Graph representation of the problem

The problem to find an optimal combinatorial labeling scheme belongs to the class of NP-hard problems which are difficult to solve because the computation time to find an exact solution increases exponentially with the problem size. To show this, the problem is transformed into a graph problem. Unique pairs are represented by nodes xUP, and an edge exists between two nodes x 1 and x 2 if their labeling leads to the co-labeling of a third pair x 3AA. A special case of the problem is that the labeling scheme can only consist of unique pairs. This can be achieved by modifying the graph so that an edge exists only when two pairs co-label a non-unique pair. This subproblem corresponds to the NP-complete set packing problem (Ausiello et al. 1980) in that every sample corresponds to a set packing.
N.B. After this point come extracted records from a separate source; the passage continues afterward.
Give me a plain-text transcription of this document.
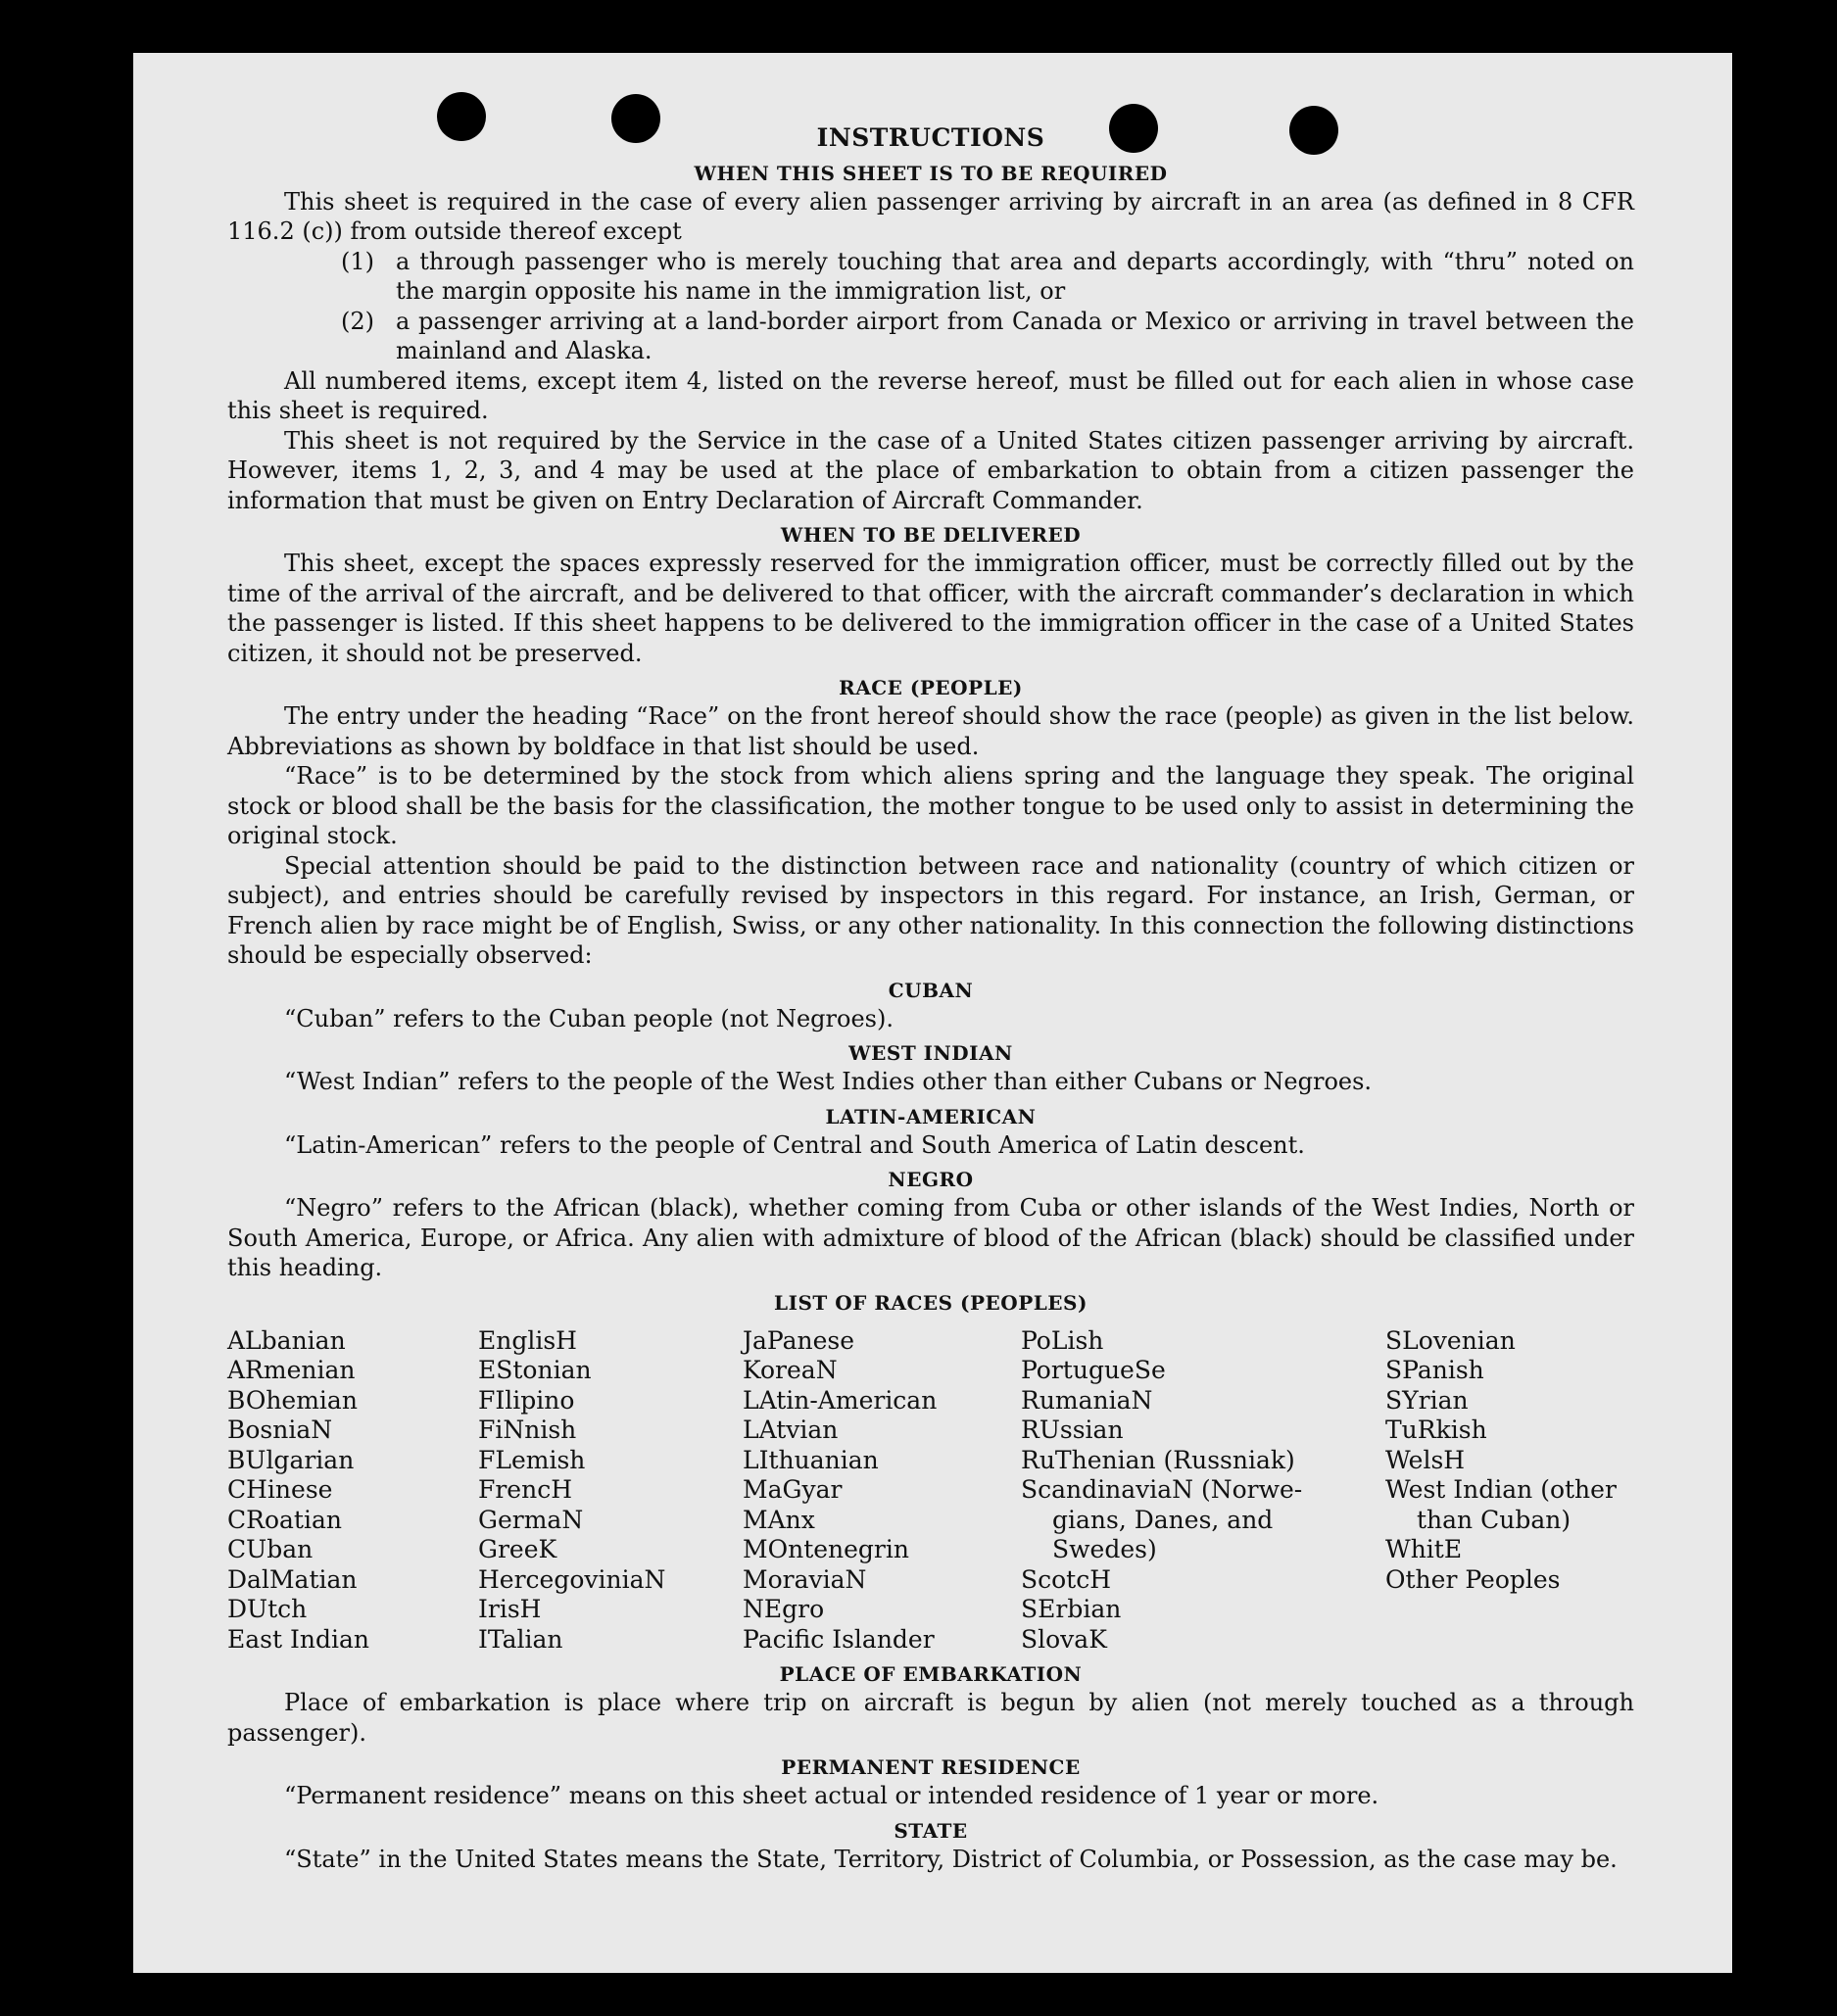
INSTRUCTIONS
WHEN THIS SHEET IS TO BE REQUIRED

This sheet is required in the case of every alien passenger arriving by aircraft in an area (as defined in 8 CFR 116.2 (c)) from outside thereof except

(1) a through passenger who is merely touching that area and departs accordingly, with “thru” noted on the margin opposite his name in the immigration list, or
(2) a passenger arriving at a land-border airport from Canada or Mexico or arriving in travel between the mainland and Alaska.

All numbered items, except item 4, listed on the reverse hereof, must be filled out for each alien in whose case this sheet is required.

This sheet is not required by the Service in the case of a United States citizen passenger arriving by aircraft. However, items 1, 2, 3, and 4 may be used at the place of embarkation to obtain from a citizen passenger the information that must be given on Entry Declaration of Aircraft Commander.

WHEN TO BE DELIVERED

This sheet, except the spaces expressly reserved for the immigration officer, must be correctly filled out by the time of the arrival of the aircraft, and be delivered to that officer, with the aircraft commander’s declaration in which the passenger is listed. If this sheet happens to be delivered to the immigration officer in the case of a United States citizen, it should not be preserved.

RACE (PEOPLE)

The entry under the heading “Race” on the front hereof should show the race (people) as given in the list below. Abbreviations as shown by boldface in that list should be used.

“Race” is to be determined by the stock from which aliens spring and the language they speak. The original stock or blood shall be the basis for the classification, the mother tongue to be used only to assist in determining the original stock.

Special attention should be paid to the distinction between race and nationality (country of which citizen or subject), and entries should be carefully revised by inspectors in this regard. For instance, an Irish, German, or French alien by race might be of English, Swiss, or any other nationality. In this connection the following distinctions should be especially observed:

CUBAN

“Cuban” refers to the Cuban people (not Negroes).

WEST INDIAN

“West Indian” refers to the people of the West Indies other than either Cubans or Negroes.

LATIN-AMERICAN

“Latin-American” refers to the people of Central and South America of Latin descent.

NEGRO

“Negro” refers to the African (black), whether coming from Cuba or other islands of the West Indies, North or South America, Europe, or Africa. Any alien with admixture of blood of the African (black) should be classified under this heading.

LIST OF RACES (PEOPLES)
ALbanian
ARmenian
BOhemian
BosniaN
BUlgarian
CHinese
CRoatian
CUban
DalMatian
DUtch
East Indian
EnglisH
EStonian
FIlipino
FiNnish
FLemish
FrencH
GermaN
GreeK
HercegoviniaN
IrisH
ITalian
JaPanese
KoreaN
LAtin-American
LAtvian
LIthuanian
MaGyar
MAnx
MOntenegrin
MoraviaN
NEgro
Pacific Islander
PoLish
PortugueSe
RumaniaN
RUssian
RuThenian (Russniak)
ScandinaviaN (Norwe-
gians, Danes, and
Swedes)
ScotcH
SErbian
SlovaK
SLovenian
SPanish
SYrian
TuRkish
WelsH
West Indian (other
than Cuban)
WhitE
Other Peoples
PLACE OF EMBARKATION

Place of embarkation is place where trip on aircraft is begun by alien (not merely touched as a through passenger).

PERMANENT RESIDENCE

“Permanent residence” means on this sheet actual or intended residence of 1 year or more.

STATE

“State” in the United States means the State, Territory, District of Columbia, or Possession, as the case may be.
Hence, the general problem must also belong to the class of NP-complete problems.

The UPLABEL algorithm

Our UPLABEL algorithm for finding (approximately) optimal labeling schemes is implemented in the CYANA program package (Güntert 1997), in a freely available standalone program, and by a web portal at http://www.bpc.uni-frankfurt.de/guentert/wiki/index.php/UPLABEL. It employs a randomized greedy algorithm to generate labeling schemes that can be scored afterwards. The general strategy is to transform a sequence of unique amino acid pairs x 1,…, x N UP into a labeling scheme that carries as much information as possible, as expressed by the score (see below). This preliminary solution is then improved by permuting the order of the input pairs x 1,…, x N and repeating the scoring until convergence is reached or a user-defined time limit is exceeded. As in a dynamic algorithm, subsolutions are stored and used to speed up the computation. The algorithm uses several iterations with randomized input to reduce the risk of encountering a bad solution.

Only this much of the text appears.